Leaving that aside, if you want money go to places where you are on the critical path for the company to make money and become more important to the company by what you are doing there - either solving hard problems, or solving problems that no one wants to touch, or problems that only you know how to solve. The toxic way is to create problems and then solve them; please don't do that, because we have enough of those assholes.


"the impact you have in your company needs to be higher."

Really just the preceived impact.


In addition to all the good technical advice here, I would recommend paying attention to soft skills like written communication, presenting, persuading, reading comprehension, listening, being organised, setting priorities, etc. They will open up doors that you may not value now but perhaps might later. And they are the kind of skills you build just by paying attention to them every day.

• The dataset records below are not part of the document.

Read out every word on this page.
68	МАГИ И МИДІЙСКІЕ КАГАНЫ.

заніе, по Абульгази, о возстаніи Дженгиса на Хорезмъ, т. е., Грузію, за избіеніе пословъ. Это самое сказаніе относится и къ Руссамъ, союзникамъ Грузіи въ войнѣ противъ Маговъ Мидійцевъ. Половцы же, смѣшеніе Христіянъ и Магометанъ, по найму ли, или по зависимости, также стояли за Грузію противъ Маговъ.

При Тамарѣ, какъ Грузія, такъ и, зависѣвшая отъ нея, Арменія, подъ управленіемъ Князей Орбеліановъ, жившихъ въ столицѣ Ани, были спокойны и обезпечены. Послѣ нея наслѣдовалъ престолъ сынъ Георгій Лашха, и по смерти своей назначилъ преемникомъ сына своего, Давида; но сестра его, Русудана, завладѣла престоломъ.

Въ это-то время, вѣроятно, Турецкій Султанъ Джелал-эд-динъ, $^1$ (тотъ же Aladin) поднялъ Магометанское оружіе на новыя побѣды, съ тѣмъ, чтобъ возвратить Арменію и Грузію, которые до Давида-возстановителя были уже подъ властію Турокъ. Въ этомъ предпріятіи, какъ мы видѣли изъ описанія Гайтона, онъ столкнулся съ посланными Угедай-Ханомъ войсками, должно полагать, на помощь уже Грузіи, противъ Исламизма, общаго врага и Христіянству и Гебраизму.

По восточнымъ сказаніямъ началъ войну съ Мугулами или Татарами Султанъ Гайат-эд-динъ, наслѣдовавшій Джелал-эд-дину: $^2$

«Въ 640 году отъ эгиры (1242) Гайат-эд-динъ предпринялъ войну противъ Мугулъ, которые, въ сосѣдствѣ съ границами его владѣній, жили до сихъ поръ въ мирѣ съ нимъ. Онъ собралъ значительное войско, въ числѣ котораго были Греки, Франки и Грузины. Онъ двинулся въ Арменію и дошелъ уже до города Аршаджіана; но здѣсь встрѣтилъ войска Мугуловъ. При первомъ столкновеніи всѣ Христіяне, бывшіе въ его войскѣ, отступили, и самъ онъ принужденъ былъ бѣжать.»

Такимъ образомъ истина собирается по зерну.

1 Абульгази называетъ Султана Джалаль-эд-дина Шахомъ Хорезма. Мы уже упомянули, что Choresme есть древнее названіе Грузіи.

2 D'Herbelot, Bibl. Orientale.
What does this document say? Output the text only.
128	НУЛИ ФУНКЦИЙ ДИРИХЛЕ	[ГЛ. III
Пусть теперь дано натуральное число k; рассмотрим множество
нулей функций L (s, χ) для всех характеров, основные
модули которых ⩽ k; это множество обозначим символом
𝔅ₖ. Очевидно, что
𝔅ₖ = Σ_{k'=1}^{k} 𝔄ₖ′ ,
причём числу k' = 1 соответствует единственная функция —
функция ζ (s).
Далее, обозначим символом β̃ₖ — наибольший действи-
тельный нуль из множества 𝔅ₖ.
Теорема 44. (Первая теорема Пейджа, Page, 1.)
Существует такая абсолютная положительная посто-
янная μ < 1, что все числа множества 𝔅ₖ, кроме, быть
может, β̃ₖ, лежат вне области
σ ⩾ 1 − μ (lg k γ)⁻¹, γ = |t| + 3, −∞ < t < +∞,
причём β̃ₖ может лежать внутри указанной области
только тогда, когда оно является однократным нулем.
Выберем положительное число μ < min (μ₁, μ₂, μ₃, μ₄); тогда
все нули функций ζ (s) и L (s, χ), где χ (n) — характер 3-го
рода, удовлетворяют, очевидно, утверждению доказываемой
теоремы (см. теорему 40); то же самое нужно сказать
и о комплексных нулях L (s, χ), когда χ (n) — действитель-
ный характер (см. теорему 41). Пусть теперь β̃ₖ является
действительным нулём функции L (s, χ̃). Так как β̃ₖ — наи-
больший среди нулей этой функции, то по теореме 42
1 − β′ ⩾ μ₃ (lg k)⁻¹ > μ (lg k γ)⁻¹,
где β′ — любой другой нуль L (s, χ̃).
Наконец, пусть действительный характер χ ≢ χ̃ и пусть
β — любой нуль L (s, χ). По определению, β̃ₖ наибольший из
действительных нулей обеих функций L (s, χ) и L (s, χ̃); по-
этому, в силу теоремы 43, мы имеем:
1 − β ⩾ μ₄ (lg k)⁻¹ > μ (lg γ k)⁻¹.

I think a lot of it is luck.


I usually take (half seriously) Machiavelli's view: luck does play a role, but it's not the biggest factor and the rest is up to you.

So, focus on what you can control, and luck should impact the result less.


To maximize for money without moving into management here are the options:

* Follow a trend, as in do what everyone else does. For example be great at both Java and JavaScript React. When I say great I only mean above average at programming but administratively great at agile and closing tickets. Beef up your resume with numbers and move into a role as a corporate principal. AI and cloud infrastructure are hot right so try spinning those into a primary focus.

* Get a PhD and become a researcher for Google or Microsoft

* Get an MBA, a PMP, and focus on the business of IT.

That’s really it. If you really want to make money go into management, and you don’t need any experience as a developer to do that.

Always be a salesperson. Sociopaths will get further than everyone else if they aren’t completely assholes.

It’s never about technical excellence. If you waste effort on technical excellence, especially in a trendy area, you will race to the bottom arguing best practices with people probably shouldn’t be there in the first place. Software is laissez faire, so most businesses just try to retain boring people and most people aggressively pushing their careers lie about their capabilities.


Also, the data doesn't seem to show that people who follow trends end up making more. It's quite the opposite - focusing on niche languages like Go, Rust or frameworks like Flutter can make you more.


You have to advance your career. Just being employed will not get you more money.


Do researchers make any real money? I feel like all around I hear about it being stale there as far as funding goes.


Researchers are in a unique position to get paid to discover things. Its a lottery in that what they publish could potentially be worth tremendous money in industry, but its a safe gamble because if everything else goes wrong they are still employable with a higher than average salary doing work that is less boring than average.